Aivazian’s film draws parallels between these two events as paradigm shifts in hard and soft power, exploring the celebration of violence that occurs in the passing of the torch, both literal and metaphorical. Fire is the main trans-historical narrative motor here, a fire only momentarily contained, only partially domesticated, but repeatedly mobilised, since its theft from the heights of Mount Olympus, to its unleashing on the oil fields of Kuwait.

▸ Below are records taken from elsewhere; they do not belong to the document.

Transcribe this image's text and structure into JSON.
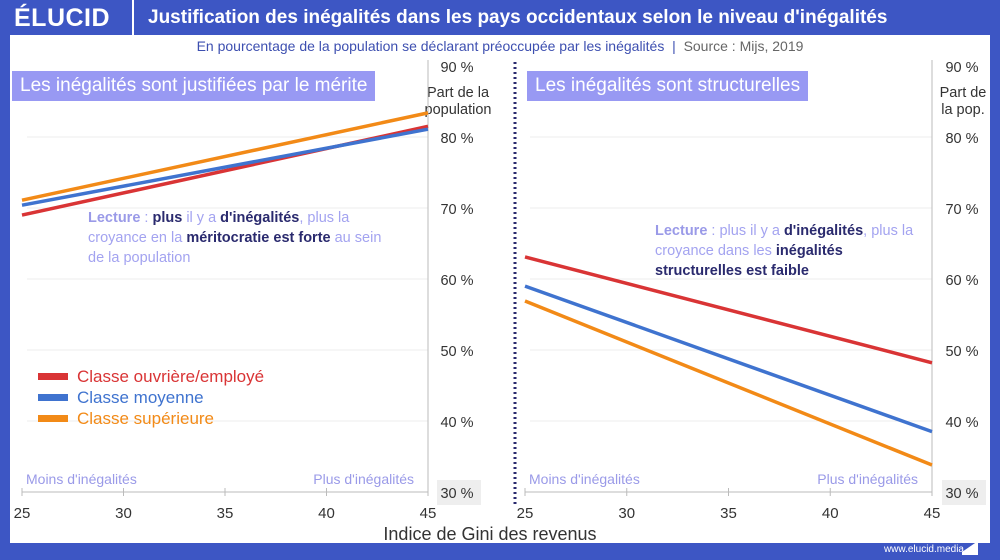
{
  "brand": "ÉLUCID",
  "title": "Justification des inégalités dans les pays occidentaux selon le niveau d'inégalités",
  "subtitle": "En pourcentage de la population se déclarant préoccupée par les inégalités",
  "source": "Source : Mijs, 2019",
  "footer": "www.elucid.media",
  "colors": {
    "frame": "#3d56c4",
    "red": "#d93435",
    "blue": "#3f73cf",
    "orange": "#f28a17",
    "badge": "#9899f3"
  },
  "legend": [
    "Classe ouvrière/employé",
    "Classe moyenne",
    "Classe supérieure"
  ],
  "chart_data": [
    {
      "type": "line",
      "title": "Les inégalités sont justifiées par le mérite",
      "ylabel": "Part de la population",
      "xlabel": "Indice de Gini des revenus",
      "xlim": [
        25,
        45
      ],
      "ylim": [
        30,
        90
      ],
      "xticks": [
        "25",
        "30",
        "35",
        "40",
        "45"
      ],
      "yticks": [
        "90 %",
        "80 %",
        "70 %",
        "60 %",
        "50 %",
        "40 %",
        "30 %"
      ],
      "x_annotations": [
        "Moins d'inégalités",
        "Plus d'inégalités"
      ],
      "lecture": {
        "p1": "Lecture",
        "p2": " : ",
        "p3": "plus",
        "p4": " il y a ",
        "p5": "d'inégalités",
        "p6": ", plus la croyance en la ",
        "p7": "méritocratie est forte",
        "p8": " au sein de la population"
      },
      "x": [
        25,
        45
      ],
      "series": [
        {
          "name": "Classe ouvrière/employé",
          "values": [
            69.0,
            81.5
          ]
        },
        {
          "name": "Classe moyenne",
          "values": [
            70.4,
            81.1
          ]
        },
        {
          "name": "Classe supérieure",
          "values": [
            71.1,
            83.4
          ]
        }
      ]
    },
    {
      "type": "line",
      "title": "Les inégalités sont structurelles",
      "ylabel": "Part de la pop.",
      "xlabel": "Indice de Gini des revenus",
      "xlim": [
        25,
        45
      ],
      "ylim": [
        30,
        90
      ],
      "xticks": [
        "25",
        "30",
        "35",
        "40",
        "45"
      ],
      "yticks": [
        "90 %",
        "80 %",
        "70 %",
        "60 %",
        "50 %",
        "40 %",
        "30 %"
      ],
      "x_annotations": [
        "Moins d'inégalités",
        "Plus d'inégalités"
      ],
      "lecture": {
        "p1": "Lecture",
        "p2": " : plus il y a ",
        "p3": "d'inégalités",
        "p4": ",",
        "p5": " plus la croyance dans les ",
        "p6": "inégalités structurelles est faible"
      },
      "x": [
        25,
        45
      ],
      "series": [
        {
          "name": "Classe ouvrière/employé",
          "values": [
            63.1,
            48.2
          ]
        },
        {
          "name": "Classe moyenne",
          "values": [
            59.0,
            38.5
          ]
        },
        {
          "name": "Classe supérieure",
          "values": [
            56.9,
            33.8
          ]
        }
      ]
    }
  ]
}
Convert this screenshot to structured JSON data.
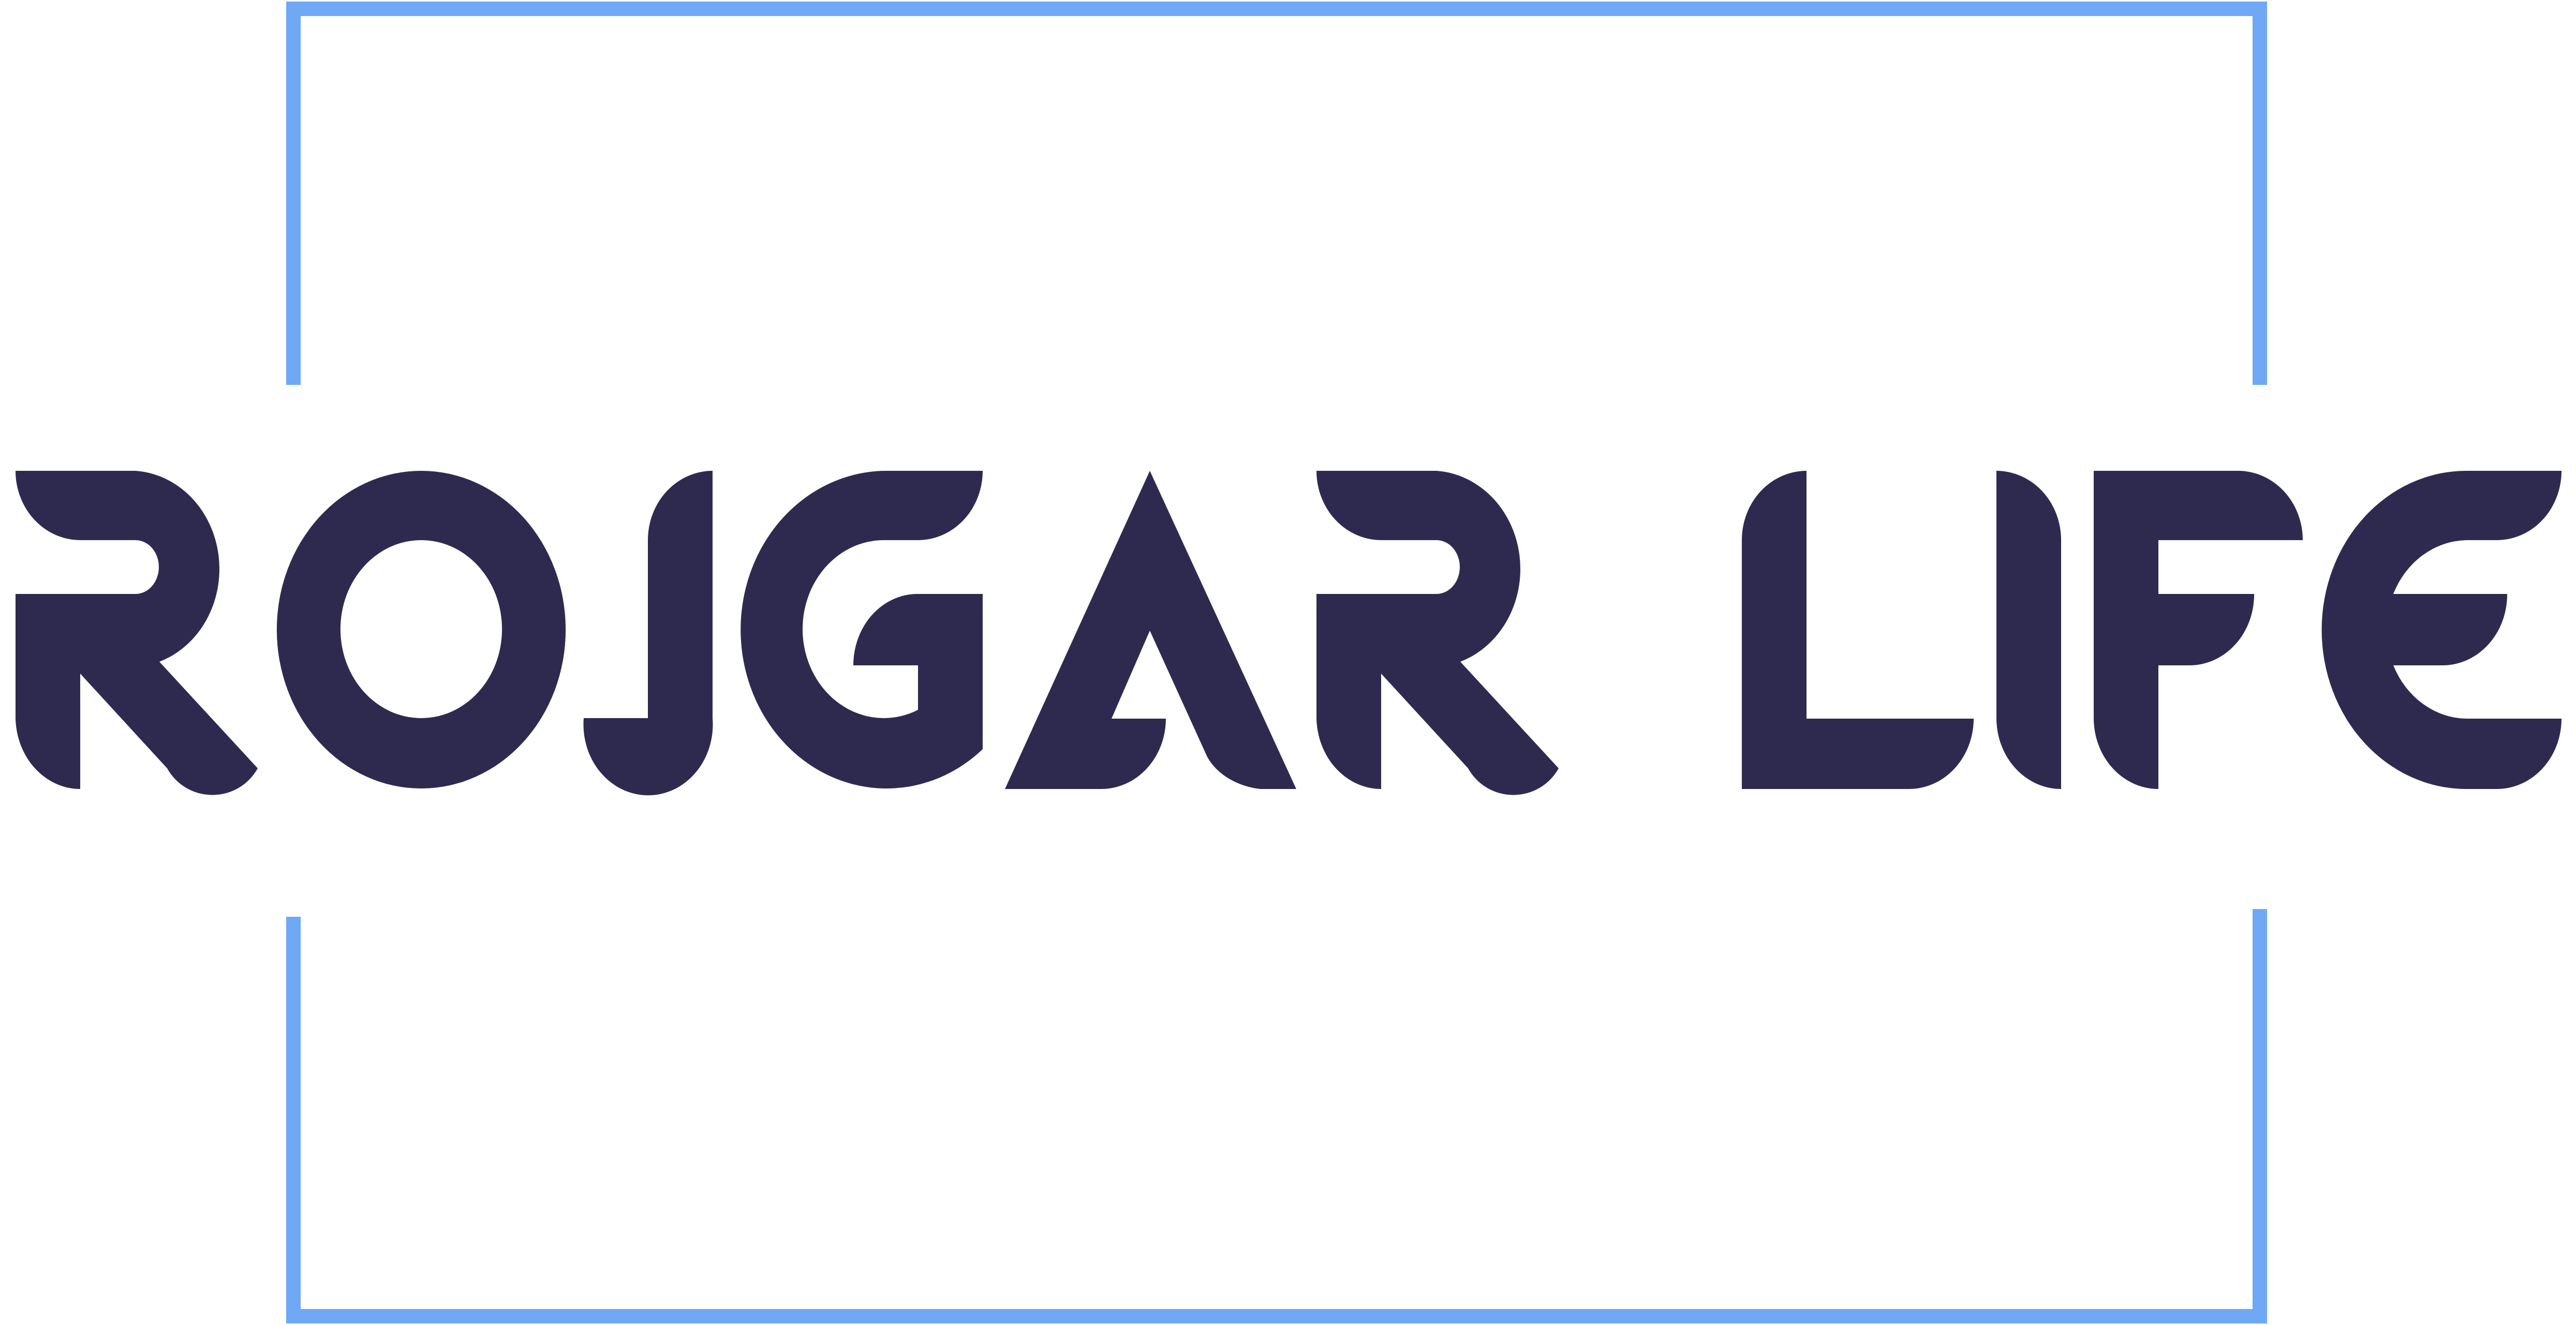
{
  "logo": {
    "wordmark": "ROJGAR LIFE",
    "colors": {
      "text": "#2E2A4F",
      "frame": "#6FA8F5",
      "background": "#FFFFFF"
    }
  }
}
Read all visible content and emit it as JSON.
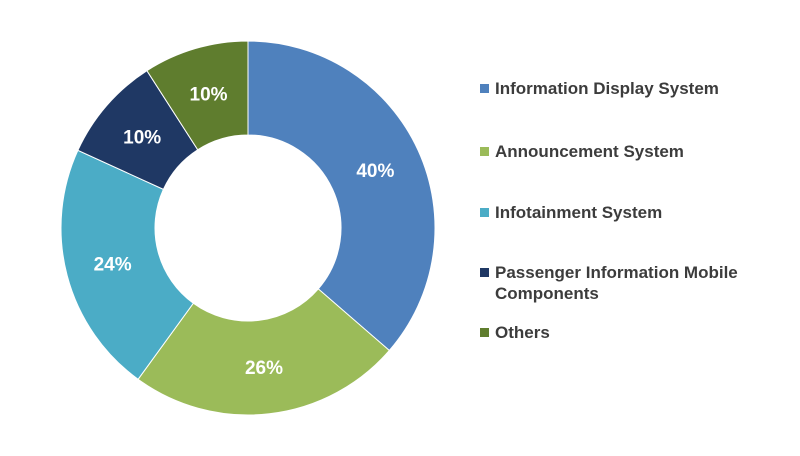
{
  "chart_data": {
    "type": "donut",
    "title": "",
    "slices": [
      {
        "name": "Information Display System",
        "value": 40,
        "label": "40%",
        "color": "#4f81bd"
      },
      {
        "name": "Announcement System",
        "value": 26,
        "label": "26%",
        "color": "#9bbb59"
      },
      {
        "name": "Infotainment System",
        "value": 24,
        "label": "24%",
        "color": "#4bacc6"
      },
      {
        "name": "Passenger Information Mobile Components",
        "value": 10,
        "label": "10%",
        "color": "#1f3864"
      },
      {
        "name": "Others",
        "value": 10,
        "label": "10%",
        "color": "#5f7d2e"
      }
    ],
    "legend_position": "right"
  }
}
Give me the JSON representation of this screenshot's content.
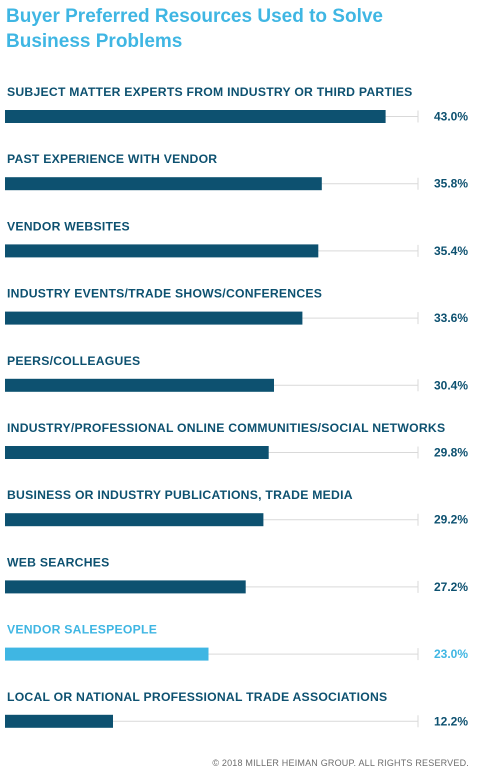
{
  "chart_data": {
    "type": "bar",
    "orientation": "horizontal",
    "title": "Buyer Preferred Resources Used to Solve Business Problems",
    "categories": [
      "SUBJECT MATTER EXPERTS FROM INDUSTRY OR THIRD PARTIES",
      "PAST EXPERIENCE WITH VENDOR",
      "VENDOR WEBSITES",
      "INDUSTRY EVENTS/TRADE SHOWS/CONFERENCES",
      "PEERS/COLLEAGUES",
      "INDUSTRY/PROFESSIONAL ONLINE COMMUNITIES/SOCIAL NETWORKS",
      "BUSINESS OR INDUSTRY PUBLICATIONS, TRADE MEDIA",
      "WEB SEARCHES",
      "VENDOR SALESPEOPLE",
      "LOCAL OR NATIONAL PROFESSIONAL TRADE ASSOCIATIONS"
    ],
    "values": [
      43.0,
      35.8,
      35.4,
      33.6,
      30.4,
      29.8,
      29.2,
      27.2,
      23.0,
      12.2
    ],
    "value_labels": [
      "43.0%",
      "35.8%",
      "35.4%",
      "33.6%",
      "30.4%",
      "29.8%",
      "29.2%",
      "27.2%",
      "23.0%",
      "12.2%"
    ],
    "highlighted_index": 8,
    "xlim": [
      0,
      46
    ],
    "colors": {
      "bar": "#0d5170",
      "highlight": "#3fb6e3",
      "label": "#0d5170",
      "track": "#d9d9d9"
    }
  },
  "footer": {
    "copyright": "© 2018 MILLER HEIMAN GROUP. ALL RIGHTS RESERVED."
  }
}
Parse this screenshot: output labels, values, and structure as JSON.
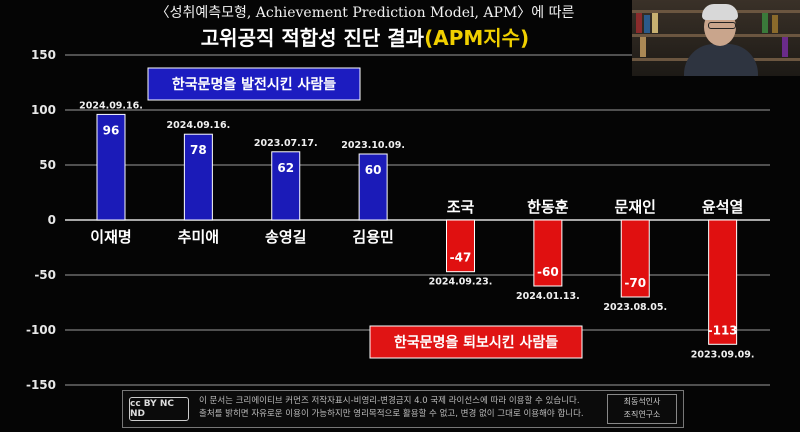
{
  "header": {
    "title_line1": "〈성취예측모형, Achievement Prediction Model, APM〉에 따른",
    "title_line2_main": "고위공직 적합성 진단 결과",
    "title_line2_highlight": "(APM지수)"
  },
  "chart_data": {
    "type": "bar",
    "categories": [
      "이재명",
      "추미애",
      "송영길",
      "김용민",
      "조국",
      "한동훈",
      "문재인",
      "윤석열"
    ],
    "values": [
      96,
      78,
      62,
      60,
      -47,
      -60,
      -70,
      -113
    ],
    "dates": [
      "2024.09.16.",
      "2024.09.16.",
      "2023.07.17.",
      "2023.10.09.",
      "2024.09.23.",
      "2024.01.13.",
      "2023.08.05.",
      "2023.09.09."
    ],
    "value_labels": [
      "96",
      "78",
      "62",
      "60",
      "-47",
      "-60",
      "-70",
      "-113"
    ],
    "colors": [
      "#1b1bb8",
      "#1b1bb8",
      "#1b1bb8",
      "#1b1bb8",
      "#e01010",
      "#e01010",
      "#e01010",
      "#e01010"
    ],
    "ylim": [
      -150,
      150
    ],
    "yticks": [
      "150",
      "100",
      "50",
      "0",
      "-50",
      "-100",
      "-150"
    ],
    "grid": true,
    "annotations": [
      {
        "text": "한국문명을 발전시킨 사람들",
        "color": "#1c1cc0"
      },
      {
        "text": "한국문명을 퇴보시킨 사람들",
        "color": "#e01414"
      }
    ]
  },
  "footer": {
    "cc_badge": "cc BY NC ND",
    "license_line1": "이 문서는 크리에이티브 커먼즈 저작자표시-비영리-변경금지 4.0 국제 라이선스에 따라 이용할 수 있습니다.",
    "license_line2": "출처를 밝히면 자유로운 이용이 가능하지만 영리목적으로 활용할 수 없고, 변경 없이 그대로 이용해야 합니다.",
    "org_line1": "최동석인사",
    "org_line2": "조직연구소"
  }
}
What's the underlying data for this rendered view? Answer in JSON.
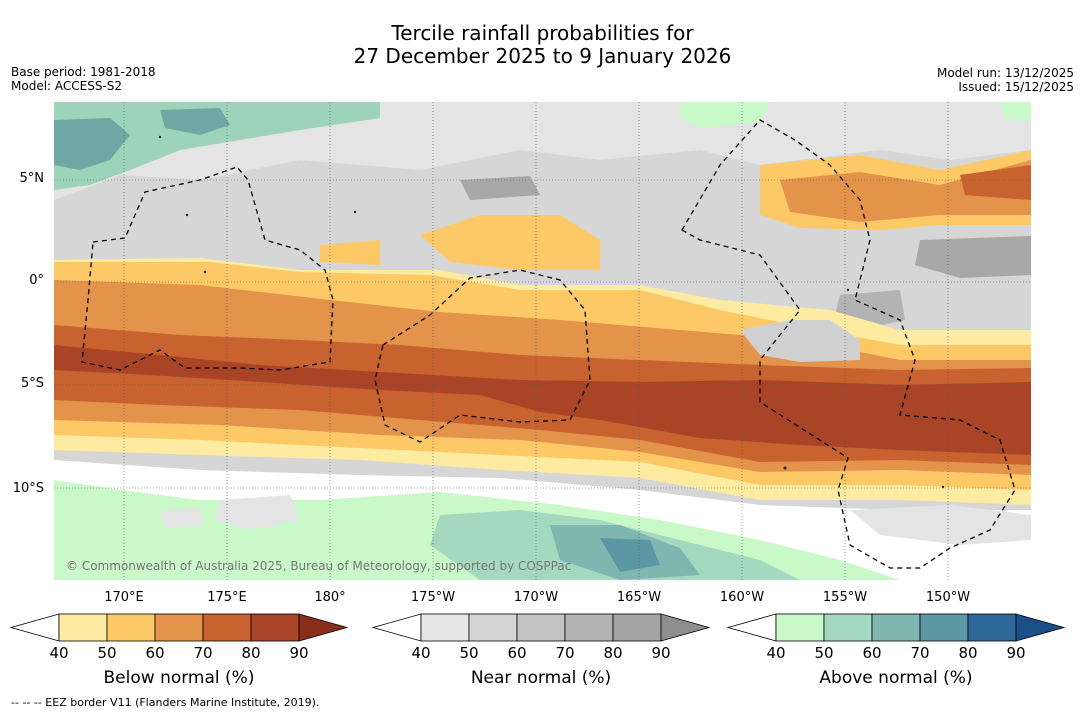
{
  "header": {
    "title_line1": "Tercile rainfall probabilities for",
    "title_line2": "27 December 2025 to 9 January 2026",
    "base_period": "Base period: 1981-2018",
    "model": "Model: ACCESS-S2",
    "model_run": "Model run: 13/12/2025",
    "issued": "Issued: 15/12/2025"
  },
  "map": {
    "lat_labels": [
      "5°N",
      "0°",
      "5°S",
      "10°S"
    ],
    "lon_labels": [
      "170°E",
      "175°E",
      "180°",
      "175°W",
      "170°W",
      "165°W",
      "160°W",
      "155°W",
      "150°W"
    ],
    "copyright": "© Commonwealth of Australia 2025, Bureau of Meteorology, supported by COSPPac"
  },
  "colorbars": [
    {
      "title": "Below normal (%)",
      "ticks": [
        "40",
        "50",
        "60",
        "70",
        "80",
        "90"
      ],
      "colors": [
        "#ffffff",
        "#feeba2",
        "#fdc966",
        "#e4934a",
        "#c8622f",
        "#a94426",
        "#8a2d1c"
      ]
    },
    {
      "title": "Near normal (%)",
      "ticks": [
        "40",
        "50",
        "60",
        "70",
        "80",
        "90"
      ],
      "colors": [
        "#ffffff",
        "#e6e6e6",
        "#d5d5d5",
        "#c4c4c4",
        "#b3b3b3",
        "#a4a4a4",
        "#8e8e8e"
      ]
    },
    {
      "title": "Above normal (%)",
      "ticks": [
        "40",
        "50",
        "60",
        "70",
        "80",
        "90"
      ],
      "colors": [
        "#ffffff",
        "#c9f8c9",
        "#a4d9c0",
        "#7fb7b0",
        "#5c98a4",
        "#2e6898",
        "#1b4f87"
      ]
    }
  ],
  "footer": "--  --  -- EEZ border V11 (Flanders Marine Institute, 2019)."
}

Using mainly found footage, the film splices multiple scales, from lighting speed technological warfare, to unfathomably permanent environmental damage, from the lighting of ancient fires by channeling solar explosions occurred light years in the past, to grains of sand speckled with the chemical warfare testing the future. Besides the technicity ignited by the discovery of fire, the film also surveys the extractive impulses that weaponise other technologies, from black oil to black bodies, from the ability to track missiles and people to the ability to conceal a plane, or a motive, or a war crime.